Una proposta decisamente interessante, quella emersa dal progetto pilota in Gran Bretagna 4 day week che ha visto coinvolte 61 aziende e 2.900 lavoratori per 6 mesi. La vera questione da approfondire è quanto le aziende siano realmente pronte a questo cambiamento.
Aumentare le ore nei 4 giorni di lavoro per non lavorare il quinto giorno potrebbe aumentare il benessere del dipendente e mantenere stabile la produttività ma prima di procedere in questa direzione bisogna forse valutare tutte le dinamiche interne che andranno a modificarsi riuscendo a ristrutturare l’organizzazione aziendale.
“Oggi le settimane sono di 38/40 ore settimanali – spiega Dario Forti, Psicologo, psicosocioanalista, consulente di sviluppo organizzativo di MODUS – oggi la proposta potrebbe essere di ridurre a 4 giorni ma aumentando a 9 ore al giorno arrivando così a 36 ore settimanali, quindi una minima riduzione che permetterebbe un maggior benessere per il lavoratore, avendo un giorno in più a settimana da poter dedicare a sé stesso. Ma questo è realmente percorribile per tutti? Ci sono molte tipologie di lavori che non potrebbero usufruire di questa riduzione o compensare con una turnazione il venir meno del servizio nel 5° giorno, ad oggi forse non praticabile vista la carenza di personale che affligge da tempo svariati settori.
Ci sono grandi vantaggi ma come possiamo far sì che questa riduzione del tempo di lavoro individuale permetta di mantenere la competitività? Interi settori come il turismo, il commercio e le PMI sarebbero fuori da questa proposta, bisogna lavorare sull’organizzazione aziendale e sull’empowerment del personale per arrivare all’equilibrio tra lavoro e vita privata”.
Responsabilizzare le persone, fare empowerment e modificare l’approccio al lavoro a partire dal ruolo del capo attraverso la giusta formazione per aiutarli ad adattarsi a questi cambiamenti. Ogni azienda deve trovare il proprio modo con una maggiore flessibilizzazione al metodo lavorativo applicato fino ad oggi anche attraverso una leva maggiore di attraction e retention, che per la maggior parte dei lavoratori riguarda principalmente il welfare aziendale, con formazione continua e per tutti, benefit e percorsi di crescita.
L’unica possibilità è riuscire a fare quello che si faceva in cinque giorni ma in quattro, e il tema centrale è chi potrà farlo?
Da una breve analisi ne andranno ad usufruire solo le grandi aziende, già avviate ad un processo di automazione e resteranno fuori da questa possibilità molte aziende che avrebbero invece bisogno di supporto da un punto di vista organizzativo, economico e sociale.

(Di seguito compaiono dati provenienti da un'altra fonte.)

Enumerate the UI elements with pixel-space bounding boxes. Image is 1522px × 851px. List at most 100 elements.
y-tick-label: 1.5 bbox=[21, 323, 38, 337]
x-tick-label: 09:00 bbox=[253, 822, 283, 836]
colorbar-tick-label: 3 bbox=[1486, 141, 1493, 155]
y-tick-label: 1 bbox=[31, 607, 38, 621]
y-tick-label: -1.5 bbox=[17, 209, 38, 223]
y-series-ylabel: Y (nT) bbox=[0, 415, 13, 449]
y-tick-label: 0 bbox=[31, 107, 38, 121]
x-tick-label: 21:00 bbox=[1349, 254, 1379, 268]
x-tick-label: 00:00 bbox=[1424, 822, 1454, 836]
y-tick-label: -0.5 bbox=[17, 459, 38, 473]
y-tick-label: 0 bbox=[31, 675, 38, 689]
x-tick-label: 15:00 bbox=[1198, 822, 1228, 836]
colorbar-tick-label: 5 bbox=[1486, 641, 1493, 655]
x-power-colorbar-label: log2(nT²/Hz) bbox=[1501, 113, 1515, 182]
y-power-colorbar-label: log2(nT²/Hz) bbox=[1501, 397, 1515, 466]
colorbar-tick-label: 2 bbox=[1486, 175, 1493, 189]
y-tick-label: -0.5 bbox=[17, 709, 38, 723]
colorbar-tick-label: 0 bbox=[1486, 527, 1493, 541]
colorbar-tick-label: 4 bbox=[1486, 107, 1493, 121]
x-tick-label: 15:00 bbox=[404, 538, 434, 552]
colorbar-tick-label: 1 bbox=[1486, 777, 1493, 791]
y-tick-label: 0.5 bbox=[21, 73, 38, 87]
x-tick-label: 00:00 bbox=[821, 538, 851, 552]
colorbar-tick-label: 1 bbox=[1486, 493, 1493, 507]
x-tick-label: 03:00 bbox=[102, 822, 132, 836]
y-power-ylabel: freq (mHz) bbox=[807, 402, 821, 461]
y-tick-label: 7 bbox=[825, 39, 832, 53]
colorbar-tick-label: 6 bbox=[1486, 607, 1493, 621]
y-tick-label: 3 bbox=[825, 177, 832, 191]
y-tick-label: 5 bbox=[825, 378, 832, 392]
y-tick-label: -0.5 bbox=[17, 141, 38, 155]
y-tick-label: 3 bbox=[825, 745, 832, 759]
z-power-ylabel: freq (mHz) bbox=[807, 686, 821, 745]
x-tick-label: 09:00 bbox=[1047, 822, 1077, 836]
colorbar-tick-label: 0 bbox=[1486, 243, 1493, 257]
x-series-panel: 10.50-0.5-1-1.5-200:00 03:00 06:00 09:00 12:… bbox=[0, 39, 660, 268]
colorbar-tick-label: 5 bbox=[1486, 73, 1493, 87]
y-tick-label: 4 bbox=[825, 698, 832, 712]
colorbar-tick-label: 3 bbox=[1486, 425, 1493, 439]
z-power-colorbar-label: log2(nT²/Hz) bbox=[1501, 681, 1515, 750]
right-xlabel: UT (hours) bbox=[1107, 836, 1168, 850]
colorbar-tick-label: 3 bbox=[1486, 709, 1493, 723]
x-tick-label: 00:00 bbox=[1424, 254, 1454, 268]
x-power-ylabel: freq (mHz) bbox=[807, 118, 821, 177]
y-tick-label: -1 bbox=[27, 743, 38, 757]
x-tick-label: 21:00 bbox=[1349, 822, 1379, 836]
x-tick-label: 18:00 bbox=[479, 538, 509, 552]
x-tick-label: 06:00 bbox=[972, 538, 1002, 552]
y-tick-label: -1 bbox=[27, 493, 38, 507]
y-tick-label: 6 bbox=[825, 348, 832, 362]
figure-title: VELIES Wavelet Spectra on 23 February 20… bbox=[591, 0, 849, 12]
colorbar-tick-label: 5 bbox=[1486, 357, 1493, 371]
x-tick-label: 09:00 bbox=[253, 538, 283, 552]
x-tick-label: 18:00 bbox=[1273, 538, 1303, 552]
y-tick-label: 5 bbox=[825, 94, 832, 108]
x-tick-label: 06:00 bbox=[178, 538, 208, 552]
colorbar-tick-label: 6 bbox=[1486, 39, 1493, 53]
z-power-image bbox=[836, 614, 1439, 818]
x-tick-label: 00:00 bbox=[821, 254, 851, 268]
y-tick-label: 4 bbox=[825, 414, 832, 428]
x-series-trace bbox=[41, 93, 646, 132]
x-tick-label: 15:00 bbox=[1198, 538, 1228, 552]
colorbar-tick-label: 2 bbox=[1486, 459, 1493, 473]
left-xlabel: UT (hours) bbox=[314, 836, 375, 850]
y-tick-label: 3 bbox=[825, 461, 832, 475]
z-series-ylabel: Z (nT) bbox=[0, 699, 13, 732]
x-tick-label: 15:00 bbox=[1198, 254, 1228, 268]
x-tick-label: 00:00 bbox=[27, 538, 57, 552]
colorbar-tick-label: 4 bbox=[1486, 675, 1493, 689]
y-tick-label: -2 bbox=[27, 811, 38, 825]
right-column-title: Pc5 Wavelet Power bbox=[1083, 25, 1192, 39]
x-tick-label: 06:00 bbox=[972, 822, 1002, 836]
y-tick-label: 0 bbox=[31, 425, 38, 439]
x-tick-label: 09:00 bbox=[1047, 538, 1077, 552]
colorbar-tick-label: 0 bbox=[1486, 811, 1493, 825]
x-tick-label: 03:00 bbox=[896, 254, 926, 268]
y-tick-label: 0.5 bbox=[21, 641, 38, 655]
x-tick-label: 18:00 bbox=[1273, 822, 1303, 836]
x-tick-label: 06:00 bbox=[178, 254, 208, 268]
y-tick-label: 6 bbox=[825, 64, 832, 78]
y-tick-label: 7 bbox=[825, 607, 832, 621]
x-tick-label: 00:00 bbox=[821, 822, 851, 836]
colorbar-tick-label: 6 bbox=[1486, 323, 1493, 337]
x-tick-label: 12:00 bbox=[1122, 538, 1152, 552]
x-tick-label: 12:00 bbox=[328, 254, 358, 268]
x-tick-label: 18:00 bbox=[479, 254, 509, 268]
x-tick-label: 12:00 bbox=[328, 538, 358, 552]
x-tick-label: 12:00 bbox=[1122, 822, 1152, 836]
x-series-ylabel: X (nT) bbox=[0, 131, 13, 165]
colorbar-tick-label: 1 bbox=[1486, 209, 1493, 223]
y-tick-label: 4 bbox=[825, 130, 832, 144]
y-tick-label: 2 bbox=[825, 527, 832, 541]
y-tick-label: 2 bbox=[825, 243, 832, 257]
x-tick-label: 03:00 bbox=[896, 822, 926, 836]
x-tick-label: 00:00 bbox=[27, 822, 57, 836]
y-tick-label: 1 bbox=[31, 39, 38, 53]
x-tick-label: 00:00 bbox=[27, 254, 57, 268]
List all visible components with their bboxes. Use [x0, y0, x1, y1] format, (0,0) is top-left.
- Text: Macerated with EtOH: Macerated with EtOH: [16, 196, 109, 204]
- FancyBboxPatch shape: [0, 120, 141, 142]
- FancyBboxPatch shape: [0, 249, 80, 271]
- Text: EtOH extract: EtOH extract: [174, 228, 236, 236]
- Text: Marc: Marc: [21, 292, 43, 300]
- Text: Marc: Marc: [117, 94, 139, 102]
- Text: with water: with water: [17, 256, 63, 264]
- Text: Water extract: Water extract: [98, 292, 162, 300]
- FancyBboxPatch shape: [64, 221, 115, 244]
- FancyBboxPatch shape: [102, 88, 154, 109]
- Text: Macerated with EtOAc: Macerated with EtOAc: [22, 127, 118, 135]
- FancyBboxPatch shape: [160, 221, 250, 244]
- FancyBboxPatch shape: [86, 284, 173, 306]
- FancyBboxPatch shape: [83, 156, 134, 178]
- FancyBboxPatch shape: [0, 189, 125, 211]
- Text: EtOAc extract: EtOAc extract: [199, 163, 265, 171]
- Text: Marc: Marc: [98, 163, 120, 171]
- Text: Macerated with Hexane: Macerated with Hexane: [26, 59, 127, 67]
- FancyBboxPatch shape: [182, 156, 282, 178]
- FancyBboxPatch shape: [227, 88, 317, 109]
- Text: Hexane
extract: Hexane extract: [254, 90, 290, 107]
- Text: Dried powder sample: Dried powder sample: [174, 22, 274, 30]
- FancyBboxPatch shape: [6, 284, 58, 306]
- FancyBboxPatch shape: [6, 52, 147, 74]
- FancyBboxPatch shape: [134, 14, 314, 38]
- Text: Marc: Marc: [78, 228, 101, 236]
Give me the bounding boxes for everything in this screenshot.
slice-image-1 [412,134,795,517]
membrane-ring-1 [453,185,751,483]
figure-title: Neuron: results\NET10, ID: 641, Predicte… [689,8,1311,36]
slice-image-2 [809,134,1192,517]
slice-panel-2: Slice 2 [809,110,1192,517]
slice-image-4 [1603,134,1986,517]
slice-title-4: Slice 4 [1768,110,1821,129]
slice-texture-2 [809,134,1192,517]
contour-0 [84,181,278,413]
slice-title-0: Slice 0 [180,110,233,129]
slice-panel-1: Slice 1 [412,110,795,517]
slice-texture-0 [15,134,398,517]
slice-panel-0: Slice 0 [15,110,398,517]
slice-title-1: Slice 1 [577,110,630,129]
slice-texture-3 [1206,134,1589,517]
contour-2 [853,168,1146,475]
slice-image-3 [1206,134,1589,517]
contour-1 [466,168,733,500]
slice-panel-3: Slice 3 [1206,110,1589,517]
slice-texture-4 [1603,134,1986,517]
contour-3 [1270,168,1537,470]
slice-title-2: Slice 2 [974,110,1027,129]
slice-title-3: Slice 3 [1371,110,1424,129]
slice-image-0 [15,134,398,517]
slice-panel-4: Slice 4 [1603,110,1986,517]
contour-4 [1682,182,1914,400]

“Come da ogni crisi, dal COVID-19 all’aumento dei costi dell’energia, – prosegue Forti – si cerca di trarne un vantaggio e una possibilità, questa potrebbe esserla se strutturata all’origine, attraverso cambiamenti interni alle organizzazioni, da studiare caso per caso. Decidendo di diminuire i giorni di lavoro sarà dunque indispensabile investire subito sul creare le condizioni per questi cambiamenti, perché altrimenti potrebbe essere un boomerang; quindi, o passerà come una moda o le conseguenze saranno disastrose”.